Can someone clarify why is it that "elle m'a embrassé" is using avoir as the auxiliary and not être? By this logic, I don't understand why "Aurélie s'est disputée avec sa soeur" is reflexive, as the direct object would be the sister?
Maarten is correct that "embrasser" is correctly conjugated with "avoir". His explanation is great.

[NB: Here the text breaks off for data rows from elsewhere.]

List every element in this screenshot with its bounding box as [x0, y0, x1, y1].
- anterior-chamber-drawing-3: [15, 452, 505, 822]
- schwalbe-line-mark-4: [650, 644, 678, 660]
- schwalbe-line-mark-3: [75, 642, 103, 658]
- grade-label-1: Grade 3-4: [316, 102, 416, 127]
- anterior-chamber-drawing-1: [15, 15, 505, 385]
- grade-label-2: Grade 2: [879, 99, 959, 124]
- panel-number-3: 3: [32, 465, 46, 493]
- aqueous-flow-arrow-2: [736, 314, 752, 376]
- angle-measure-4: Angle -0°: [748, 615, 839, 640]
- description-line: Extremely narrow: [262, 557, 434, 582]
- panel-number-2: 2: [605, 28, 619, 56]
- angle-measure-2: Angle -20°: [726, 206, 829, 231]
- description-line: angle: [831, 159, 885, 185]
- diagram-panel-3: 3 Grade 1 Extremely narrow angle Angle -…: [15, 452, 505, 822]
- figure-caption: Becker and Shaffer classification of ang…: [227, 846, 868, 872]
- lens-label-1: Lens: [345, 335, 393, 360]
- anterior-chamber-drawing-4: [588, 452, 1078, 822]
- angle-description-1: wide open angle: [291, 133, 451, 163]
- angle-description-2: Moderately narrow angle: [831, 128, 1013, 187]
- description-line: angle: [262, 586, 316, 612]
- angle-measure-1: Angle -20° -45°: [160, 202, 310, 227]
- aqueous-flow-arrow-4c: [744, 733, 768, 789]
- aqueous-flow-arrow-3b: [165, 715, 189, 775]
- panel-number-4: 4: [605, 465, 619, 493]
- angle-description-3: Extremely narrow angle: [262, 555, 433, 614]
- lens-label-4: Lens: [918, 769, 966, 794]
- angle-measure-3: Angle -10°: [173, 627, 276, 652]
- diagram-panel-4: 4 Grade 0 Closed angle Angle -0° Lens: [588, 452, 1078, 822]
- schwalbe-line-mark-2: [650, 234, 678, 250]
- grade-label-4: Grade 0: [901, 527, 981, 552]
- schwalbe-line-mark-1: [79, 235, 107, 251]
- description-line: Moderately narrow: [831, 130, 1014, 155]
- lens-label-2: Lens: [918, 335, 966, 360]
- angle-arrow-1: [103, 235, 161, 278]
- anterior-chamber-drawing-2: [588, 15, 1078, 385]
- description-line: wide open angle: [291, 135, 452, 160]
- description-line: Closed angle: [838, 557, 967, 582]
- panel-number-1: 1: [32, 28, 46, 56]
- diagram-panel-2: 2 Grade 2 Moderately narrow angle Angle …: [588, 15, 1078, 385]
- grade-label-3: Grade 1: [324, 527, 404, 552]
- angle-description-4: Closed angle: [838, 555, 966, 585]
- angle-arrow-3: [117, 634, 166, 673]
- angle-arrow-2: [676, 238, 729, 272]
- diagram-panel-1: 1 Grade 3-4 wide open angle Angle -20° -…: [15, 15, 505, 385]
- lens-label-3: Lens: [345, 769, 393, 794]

For the second example, it's a little bit more complicated. "Sa sœur" is not an indirect object but rather a supporting adverbial phrase - answering to the question "with/without whom?" (in this case, "with whom?"). Remember French Indirect objects are introduced with "de/à qui ?". Also, the pronominal 'se' is not really a direct object pronouns. It is a reflexive pronoun. The use of the reflexive verb “se disputer” is used to emphasise that the verb action is on the person themselves.
I hope this is helpful.
Bonne journée !
For the first example, this is simply use of the verb ‘embrasser’ not the pronominal verb ‘s’embrasser’. This was an action ‘by her’ towards ‘me’, not a “reciprocal” kiss/embrace/hug.

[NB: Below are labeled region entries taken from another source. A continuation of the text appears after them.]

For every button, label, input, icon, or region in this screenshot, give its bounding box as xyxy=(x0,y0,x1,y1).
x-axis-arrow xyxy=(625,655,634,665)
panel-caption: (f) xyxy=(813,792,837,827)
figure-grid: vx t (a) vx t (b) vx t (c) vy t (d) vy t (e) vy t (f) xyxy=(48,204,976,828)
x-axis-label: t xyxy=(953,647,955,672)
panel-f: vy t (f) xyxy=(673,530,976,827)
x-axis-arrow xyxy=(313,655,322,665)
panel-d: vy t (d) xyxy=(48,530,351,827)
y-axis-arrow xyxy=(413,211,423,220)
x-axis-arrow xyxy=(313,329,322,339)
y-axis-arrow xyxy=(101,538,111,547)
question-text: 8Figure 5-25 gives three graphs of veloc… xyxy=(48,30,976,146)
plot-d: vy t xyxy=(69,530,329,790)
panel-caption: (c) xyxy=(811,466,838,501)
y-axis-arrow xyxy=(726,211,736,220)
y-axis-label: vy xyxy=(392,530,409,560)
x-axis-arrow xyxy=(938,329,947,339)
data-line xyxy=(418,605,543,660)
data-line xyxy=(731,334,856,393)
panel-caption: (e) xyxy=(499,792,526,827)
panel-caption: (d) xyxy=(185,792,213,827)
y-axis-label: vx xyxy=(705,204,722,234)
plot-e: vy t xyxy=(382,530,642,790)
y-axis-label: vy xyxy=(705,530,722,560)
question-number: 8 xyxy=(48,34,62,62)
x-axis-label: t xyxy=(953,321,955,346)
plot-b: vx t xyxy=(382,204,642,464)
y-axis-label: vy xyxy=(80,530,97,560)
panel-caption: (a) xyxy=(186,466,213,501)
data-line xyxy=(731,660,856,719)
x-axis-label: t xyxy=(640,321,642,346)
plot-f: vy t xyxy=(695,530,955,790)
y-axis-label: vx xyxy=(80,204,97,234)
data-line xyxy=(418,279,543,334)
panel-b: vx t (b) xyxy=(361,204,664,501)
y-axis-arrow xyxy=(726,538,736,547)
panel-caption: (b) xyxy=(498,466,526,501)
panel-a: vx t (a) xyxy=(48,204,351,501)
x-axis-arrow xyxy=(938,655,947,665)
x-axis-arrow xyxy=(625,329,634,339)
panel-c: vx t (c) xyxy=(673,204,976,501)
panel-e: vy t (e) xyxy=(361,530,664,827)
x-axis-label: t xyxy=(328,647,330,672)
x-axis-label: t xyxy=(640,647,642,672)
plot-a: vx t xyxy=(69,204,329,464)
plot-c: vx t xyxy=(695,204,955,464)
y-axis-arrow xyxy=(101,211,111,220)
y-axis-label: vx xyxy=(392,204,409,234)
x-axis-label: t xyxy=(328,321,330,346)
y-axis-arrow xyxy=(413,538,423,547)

Conjugation is with avoir as expected for the verb ‘embrasser’. As ‘me’ is a direct object preceding the compound verb, the past participle agrees with the direct object grammatical gender, so ‘me’ must be male.
In the 2nd example ‘sa sœur’ is an indirect object, not direct. The preposition ‘avec’ separates the verb ‘se disputer’ and the object ‘sa sœur’. In this sentence, the sisters are arguing with each other - it conveys ‘she (herself), with her sister. It is not one way traffic with one sister ‘telling off’ the other. The pronominal 'se' is the direct object.